The Chairs exhibition at the Gardner Museum in Boston represents Dayanita Singh’s journey over several years and continents. In 2002, while in residence at the museum, Singh began photographing objects in the galleries freely, following the light as it moved across each singular space. She found that she was mainly drawn to furnishings and furniture—chairs, in particular. She photographed their essence as though they were people. She called it “conversing with chairs”, which to her meant conversing with the unseen and untold generations who had interacted with these objects in one way or another. Unlike commissioned photographs, these pictures had an edge to them, an inherent sense of risk that is implicit at the beginning of a new unfolding story. So, as Singh moved from room to room, her chair portraits adventure in Boston began.
Late in the evenings, in the quiet of the museum’s carriage house, Singh made her first fold-out artist’s book for a writer friend she had recently travelled with. This first accordion book was made with tiny photos cut from the medium-format contact sheets that she had brought from India. She pasted them in a small Moleskine Japanese album that she had bought in an art supply store near the museum.
Just before leaving Boston, Singh started making a second accordion book. A year later she gifted this to me, the museum’s contemporary art curator. This second accordion book was a souvenir of the time we had spent together in the museum and Singh’s acknowledgement of our friendship and of a very creative and fruitful visit. “I hardly wanted to leave the Museum, and it turned into a very inward experience for me. I came to the residency because I was obsessed with photographing house museums in India and yet once I stayed, I started to photograph flowers and my own reflection in Bellini’s Christ…I started to explore more and more the journal style…I found another language, of being a mobile photographer and book maker, traveling, photographing, printing and making little books on my journeys.”

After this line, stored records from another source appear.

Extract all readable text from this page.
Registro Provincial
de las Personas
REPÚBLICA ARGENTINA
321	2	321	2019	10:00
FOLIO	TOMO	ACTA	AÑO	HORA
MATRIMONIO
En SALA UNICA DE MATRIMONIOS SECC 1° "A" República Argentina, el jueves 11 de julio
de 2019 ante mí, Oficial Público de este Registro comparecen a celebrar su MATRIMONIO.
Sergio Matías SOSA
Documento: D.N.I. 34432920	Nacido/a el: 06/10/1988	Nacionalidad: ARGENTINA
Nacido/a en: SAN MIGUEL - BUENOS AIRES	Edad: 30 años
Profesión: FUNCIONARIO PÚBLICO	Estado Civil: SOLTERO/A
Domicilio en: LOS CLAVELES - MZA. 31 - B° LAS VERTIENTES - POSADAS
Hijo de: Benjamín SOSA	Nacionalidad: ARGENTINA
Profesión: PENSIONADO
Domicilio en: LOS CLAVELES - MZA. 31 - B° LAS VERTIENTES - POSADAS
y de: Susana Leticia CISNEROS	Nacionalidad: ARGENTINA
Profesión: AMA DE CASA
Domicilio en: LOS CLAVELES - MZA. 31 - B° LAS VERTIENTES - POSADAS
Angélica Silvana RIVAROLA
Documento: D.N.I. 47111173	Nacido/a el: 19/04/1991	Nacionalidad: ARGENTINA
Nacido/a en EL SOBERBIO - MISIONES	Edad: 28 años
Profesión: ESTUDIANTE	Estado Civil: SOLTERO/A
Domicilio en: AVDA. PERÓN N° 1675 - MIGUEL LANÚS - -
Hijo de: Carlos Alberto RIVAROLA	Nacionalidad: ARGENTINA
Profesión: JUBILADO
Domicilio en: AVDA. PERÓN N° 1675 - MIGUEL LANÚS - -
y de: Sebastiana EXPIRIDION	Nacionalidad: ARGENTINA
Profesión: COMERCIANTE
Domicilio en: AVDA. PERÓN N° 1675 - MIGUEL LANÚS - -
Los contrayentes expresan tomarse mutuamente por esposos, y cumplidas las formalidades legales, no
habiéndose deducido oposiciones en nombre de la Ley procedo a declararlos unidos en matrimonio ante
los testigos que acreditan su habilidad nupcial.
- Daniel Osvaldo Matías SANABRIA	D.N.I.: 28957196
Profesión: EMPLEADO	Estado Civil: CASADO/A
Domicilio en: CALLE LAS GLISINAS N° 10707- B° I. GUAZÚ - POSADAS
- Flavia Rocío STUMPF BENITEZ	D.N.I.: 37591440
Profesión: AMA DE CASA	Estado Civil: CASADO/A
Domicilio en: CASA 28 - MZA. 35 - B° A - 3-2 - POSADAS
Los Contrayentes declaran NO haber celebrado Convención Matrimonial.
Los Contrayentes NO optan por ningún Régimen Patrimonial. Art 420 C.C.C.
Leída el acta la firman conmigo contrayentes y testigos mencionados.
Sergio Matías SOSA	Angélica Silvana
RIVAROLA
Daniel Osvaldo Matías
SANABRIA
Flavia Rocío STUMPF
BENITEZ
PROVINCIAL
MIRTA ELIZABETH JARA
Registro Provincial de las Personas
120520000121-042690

Singh proceeded over the years to make more fold-out books, each created for a specific person: a private exhibition for an audience of one. I was gifted a second volume from Singh’s time in Rome and Spoleto while she was searching for a Renaissance chair to photograph. Fausto Calderai, a furniture historian whom Singh visited in Florence during that same trip, also became a recipient of a book. His accordion book was full of photographs of the chairs from his Florentine apartment. His chairs were piled high with books and, for Singh, photographing one of Calderai’s chairs was like photographing a family portrait. So too Andrea Anastasio, a designer who had shared beautiful moments with Singh in Coimbatore, India was gifted a book. Both Calderai and Anastasio became collaborators on the Chairs exhibition and their two books eventually found their way into vitrines in the Long Gallery of the Gardner Museum during the run of the exhibition.
As Singh was working out her ideas for the exhibition and its sequencing, she made a fold-out book from contact sheets as before. It was an intimate, magical, almost devotional book. In it she united chairs from house museums in India with chairs from the Gropius House in Concord, Massachusetts with chairs from her Florentine explorations and finally to a single Gardner chair from the Titian room.
At one point she even considered placing this fold-out book in the exhibition as a single work of art. Instead it became the prototype for the first Singh artist book printed by Gerhard Steidl. In lieu of an exhibition catalogue she chose this intimate fold-out format, and also devised an original mode of distribution. In keeping with the original concept of gift-giving for one person, Steidl printed one thousand books: five hundred for sale at the museum and five hundred to be privately distributed by fifty friends.
I still keep my two fold-out books safely in my bookcase at home and on occasion unfold them on a bookshelf and extend them into an exhibition of memories for one. Sometimes I take them on my travels and open them in a new location, where occasionally I share the viewing with good friends. The ten Chairs books Singh gave me to distribute were all gifted to artists and curators over a period of ten years. It was a thoughtful and singular gift for individuals, who have a keen interest in artist books and were sure to be appreciative and treasure them.